Description (incidence and severity):

No significant changes were observed in treated group dose level 75, 1500 and 7500 mg/kg bw/day compare to control.

Clinical biochemistry findings:

not specified

Urinalysis findings:

not specified

Behaviour (functional findings):

not specified

Immunological findings:

not specified

Organ weight findings including organ / body weight ratios:

effects observed, non-treatment-related

Description (incidence and severity):

No significant changes were observed in treated group dose level 75, 1500 and 7500 mg/kg bw/day compare to control.

Gross pathological findings:

effects observed, non-treatment-related

Description (incidence and severity):

No significant changes were observed in treated group dose level 75, 1500 and 7500 mg/kg bw/day compare to control.

Neuropathological findings:

not specified

Histopathological findings: non-neoplastic:

effects observed, non-treatment-related

Description (incidence and severity):

Statically significant renal changes were observed in the dose level of 7500 mg/kg bw/day of treated male but it was not related to the compound consumed.No changes were observed on the treated female at dose level of 75, 1500 and 7500 mg/kg bw/day compare to control.

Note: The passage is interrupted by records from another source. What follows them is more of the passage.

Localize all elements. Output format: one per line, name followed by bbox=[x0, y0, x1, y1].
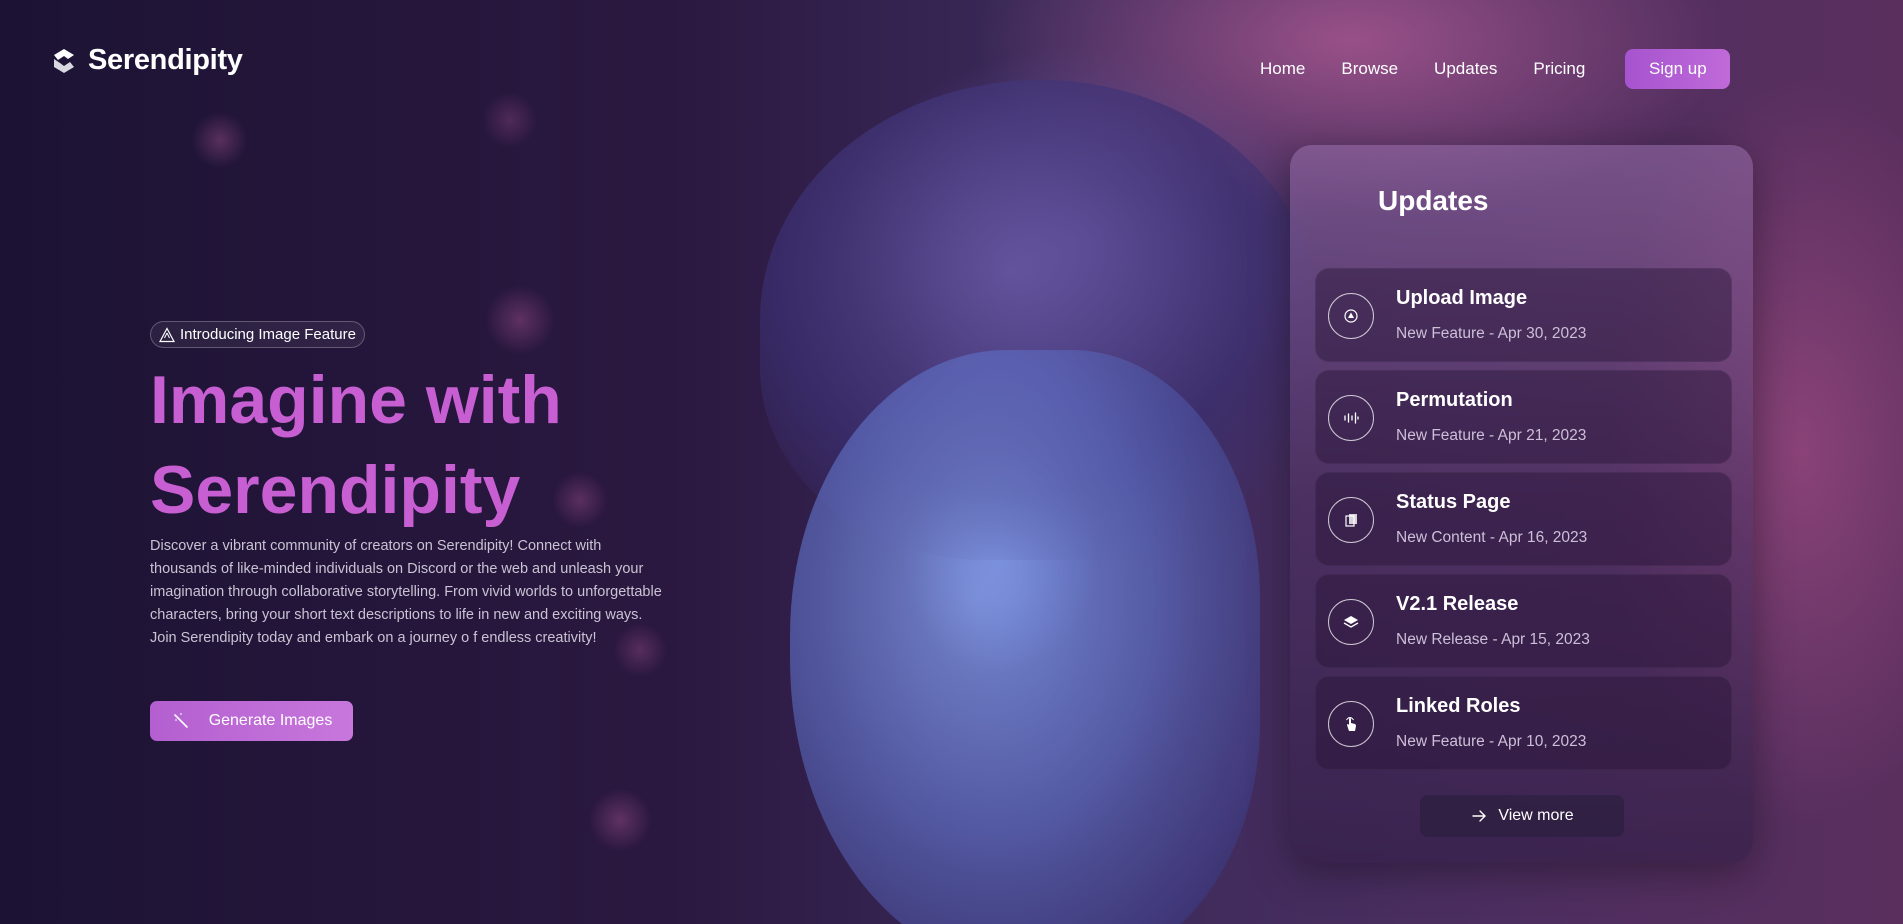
waveform-icon bbox=[1328, 395, 1374, 441]
feature-badge[interactable]: Introducing Image Feature bbox=[150, 321, 365, 348]
nav-home-link[interactable]: Home bbox=[1260, 59, 1305, 79]
update-item-permutation[interactable]: Permutation New Feature - Apr 21, 2023 bbox=[1315, 370, 1732, 464]
update-item-title: Upload Image bbox=[1396, 287, 1528, 309]
upload-icon bbox=[1328, 293, 1374, 339]
arrow-right-icon bbox=[1472, 810, 1487, 822]
update-item-subtitle: New Feature - Apr 10, 2023 bbox=[1396, 733, 1587, 750]
generate-images-label: Generate Images bbox=[208, 712, 333, 729]
nav-updates-link[interactable]: Updates bbox=[1434, 59, 1497, 79]
update-item-title: Linked Roles bbox=[1396, 695, 1521, 717]
update-item-linked-roles[interactable]: Linked Roles New Feature - Apr 10, 2023 bbox=[1315, 676, 1732, 770]
hero-description: Discover a vibrant community of creators… bbox=[150, 538, 662, 646]
nav-pricing-link[interactable]: Pricing bbox=[1533, 59, 1585, 79]
hero-title-line1: Imagine with bbox=[150, 362, 562, 438]
view-more-label: View more bbox=[1498, 807, 1574, 824]
signup-button[interactable]: Sign up bbox=[1625, 49, 1731, 89]
view-more-button[interactable]: View more bbox=[1420, 795, 1624, 837]
update-item-title: V2.1 Release bbox=[1396, 593, 1519, 615]
update-item-subtitle: New Release - Apr 15, 2023 bbox=[1396, 631, 1590, 648]
brand-logo[interactable]: Serendipity bbox=[48, 44, 243, 77]
update-item-title: Status Page bbox=[1396, 491, 1511, 513]
update-item-status-page[interactable]: Status Page New Content - Apr 16, 2023 bbox=[1315, 472, 1732, 566]
update-item-upload-image[interactable]: Upload Image New Feature - Apr 30, 2023 bbox=[1315, 268, 1732, 362]
update-item-title: Permutation bbox=[1396, 389, 1513, 411]
layers-icon bbox=[1328, 599, 1374, 645]
tap-hand-icon bbox=[1328, 701, 1374, 747]
background-face-art bbox=[790, 350, 1260, 924]
magic-wand-icon bbox=[173, 713, 188, 728]
update-item-subtitle: New Feature - Apr 21, 2023 bbox=[1396, 427, 1587, 444]
feature-badge-label: Introducing Image Feature bbox=[180, 326, 356, 343]
updates-title: Updates bbox=[1378, 185, 1489, 216]
warning-triangle-icon bbox=[159, 326, 175, 342]
hero-title: Imagine with Serendipity bbox=[150, 355, 710, 535]
serendipity-logo-icon bbox=[54, 48, 74, 73]
generate-images-button[interactable]: Generate Images bbox=[150, 701, 353, 741]
pages-icon bbox=[1328, 497, 1374, 543]
updates-card: Updates Upload Image New Feature - Apr 3… bbox=[1290, 145, 1753, 863]
update-item-v21-release[interactable]: V2.1 Release New Release - Apr 15, 2023 bbox=[1315, 574, 1732, 668]
hero-title-line2: Serendipity bbox=[150, 452, 521, 528]
main-nav: Home Browse Updates Pricing Sign up bbox=[1260, 49, 1731, 89]
update-item-subtitle: New Feature - Apr 30, 2023 bbox=[1396, 325, 1587, 342]
update-item-subtitle: New Content - Apr 16, 2023 bbox=[1396, 529, 1588, 546]
nav-browse-link[interactable]: Browse bbox=[1341, 59, 1398, 79]
brand-name: Serendipity bbox=[88, 44, 243, 76]
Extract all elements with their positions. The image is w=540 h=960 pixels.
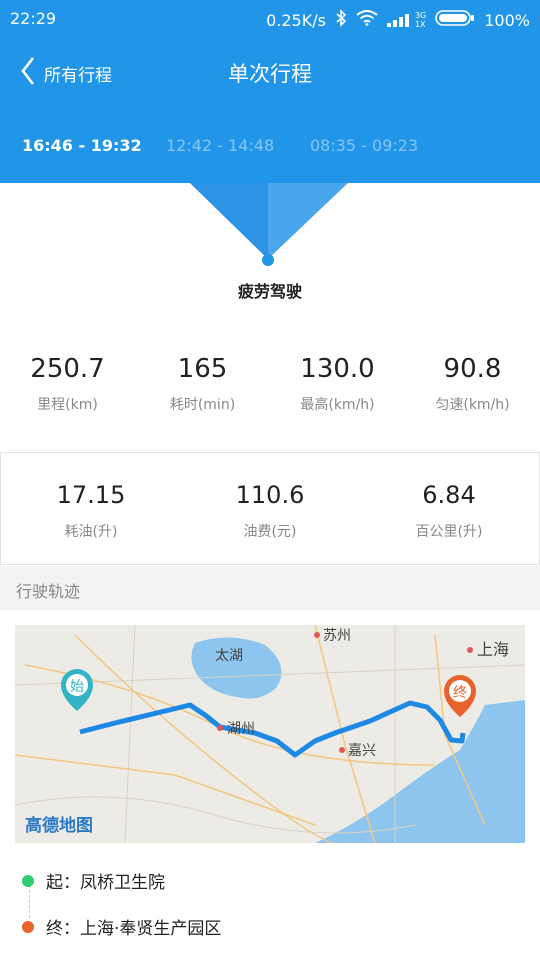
city-label: 嘉兴 bbox=[348, 743, 376, 759]
stat-label: 耗时(min) bbox=[169, 397, 236, 413]
fuel-label: 耗油(升) bbox=[64, 524, 118, 540]
end-dot-icon bbox=[22, 920, 34, 933]
route-map[interactable]: 始 终 太湖 苏州 上海 湖州 嘉兴 高德地图 bbox=[15, 625, 525, 843]
status-bar: 22:29 0.25K/s 3G 1X 100% bbox=[0, 0, 540, 36]
stat-label: 匀速(km/h) bbox=[435, 397, 510, 413]
fuel-consumption: 17.15 耗油(升) bbox=[1, 453, 181, 541]
trip-stats: 250.7 里程(km) 165 耗时(min) 130.0 最高(km/h) … bbox=[0, 340, 540, 440]
bluetooth-icon bbox=[335, 9, 347, 31]
stat-value: 165 bbox=[177, 354, 228, 384]
stat-value: 130.0 bbox=[300, 354, 375, 384]
city-label: 苏州 bbox=[323, 628, 351, 644]
route-end: 终：上海·奉贤生产园区 bbox=[22, 914, 221, 939]
stat-label: 最高(km/h) bbox=[300, 397, 375, 413]
cell-signal-icon: 3G 1X bbox=[386, 11, 427, 29]
map-watermark: 高德地图 bbox=[25, 815, 93, 836]
stat-value: 90.8 bbox=[443, 354, 502, 384]
battery-icon bbox=[435, 10, 475, 30]
fuel-value: 17.15 bbox=[56, 481, 126, 509]
city-label: 上海 bbox=[477, 640, 509, 659]
trip-tab-1[interactable]: 16:46 - 19:32 bbox=[22, 136, 142, 155]
stat-distance: 250.7 里程(km) bbox=[0, 340, 135, 414]
track-section-header: 行驶轨迹 bbox=[0, 566, 540, 610]
wifi-icon bbox=[356, 10, 378, 30]
end-marker-text: 终 bbox=[453, 685, 467, 701]
lake-label: 太湖 bbox=[215, 648, 243, 664]
stat-avg-speed: 90.8 匀速(km/h) bbox=[405, 340, 540, 414]
start-dot-icon bbox=[22, 874, 34, 887]
stat-label: 里程(km) bbox=[37, 397, 98, 413]
fuel-value: 6.84 bbox=[422, 481, 476, 509]
fuel-cost: 110.6 油费(元) bbox=[180, 453, 360, 541]
signal-1x: 1X bbox=[414, 20, 426, 29]
status-right: 0.25K/s 3G 1X 100% bbox=[266, 9, 530, 31]
nav-bar: 所有行程 单次行程 bbox=[0, 44, 540, 104]
start-marker-text: 始 bbox=[70, 679, 84, 695]
trip-tab-2[interactable]: 12:42 - 14:48 bbox=[166, 136, 274, 155]
route-start-label: 起：凤桥卫生院 bbox=[46, 873, 165, 893]
city-label: 湖州 bbox=[227, 721, 255, 737]
fuel-stats: 17.15 耗油(升) 110.6 油费(元) 6.84 百公里(升) bbox=[0, 452, 540, 565]
fuel-per-100km: 6.84 百公里(升) bbox=[359, 453, 539, 541]
stat-max-speed: 130.0 最高(km/h) bbox=[270, 340, 405, 414]
page-title: 单次行程 bbox=[228, 62, 312, 86]
stat-duration: 165 耗时(min) bbox=[135, 340, 270, 414]
route-start: 起：凤桥卫生院 bbox=[22, 868, 165, 893]
trip-tabs: 16:46 - 19:32 12:42 - 14:48 08:35 - 09:2… bbox=[0, 130, 540, 166]
fuel-label: 百公里(升) bbox=[415, 524, 483, 540]
fuel-value: 110.6 bbox=[235, 481, 305, 509]
route-end-label: 终：上海·奉贤生产园区 bbox=[46, 919, 222, 939]
trip-tab-3[interactable]: 08:35 - 09:23 bbox=[310, 136, 418, 155]
header: 22:29 0.25K/s 3G 1X 100% 所有行程 单次行程 16:46… bbox=[0, 0, 540, 183]
event-label: 疲劳驾驶 bbox=[237, 282, 302, 301]
fuel-label: 油费(元) bbox=[243, 524, 297, 540]
net-speed: 0.25K/s bbox=[266, 10, 326, 30]
status-time: 22:29 bbox=[10, 9, 57, 28]
signal-3g: 3G bbox=[414, 11, 427, 20]
section-title: 行驶轨迹 bbox=[16, 582, 81, 601]
stat-value: 250.7 bbox=[30, 354, 105, 384]
battery-percent: 100% bbox=[484, 10, 530, 30]
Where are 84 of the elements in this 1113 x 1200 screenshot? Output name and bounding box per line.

Histopathological findings: neoplastic:

effects observed, non-treatment-related

Description (incidence and severity):

Statically significant renal changes were observed in the dose level of 7500 mg/kg bw/day of treated male but it was not related to the compound consumed.No changes were observed on the treated female at dose level of 75, 1500 and 7500 mg/kg bw/day compare to control.

Other effects:

not specified

Effect levels

Target system / organ toxicity

Any other information on results incl. tables

Survival after 104 weeks

		No. of survivor/No of initiated
Sr no .	Treatment level	Male	Female
1	Control1	30/60	24/60
2	Control 2	33/60	26/60
3	75 mg/kg bw/day	26/60	26/60
4	1500 mg/kg bw/day	23/60	23/60
5	7500 mg/kg bw/day	17/60	24/60

Applicant's summary and conclusion

Conclusions:

NOAEL was considered to be 1500 mg/kg/day for male and female CD mice ,when they were exposed to test chemicl orally in feed.

Executive summary:

In a chronic toxicity study, CD male and female mice were exposed to test chemical in the concentration 0, 0, 75, 1500 and 7500 mg/kg bw/day oral in feed. Slight compound related increase in mortality was observed in male mice during last 6 months of study at 7500 mg/kg bw. Hair and exposed skin area appeared red, a reddish brown ventral abdomen and/or anogenital region was observed reddish brown in colour at 1500 and 7500 mg/kg bw and anogenital region was observed orange in colored at 75 mg/kg bw. No effect on body weight, food consumption, Organ weight and hematological value of treated mice was observed as compare to control. Similarly, No effect on gross pathology of treated male and female mice was observed as compared to control. Revealed degenerative renal changes were observed in 7500 mg/kg bw treated male mice but it was not compound related. Therefore, NOAEL was considered to be 1500 mg/kg/day for CD male and female mice, when they were exposed to test chemical by oral feed.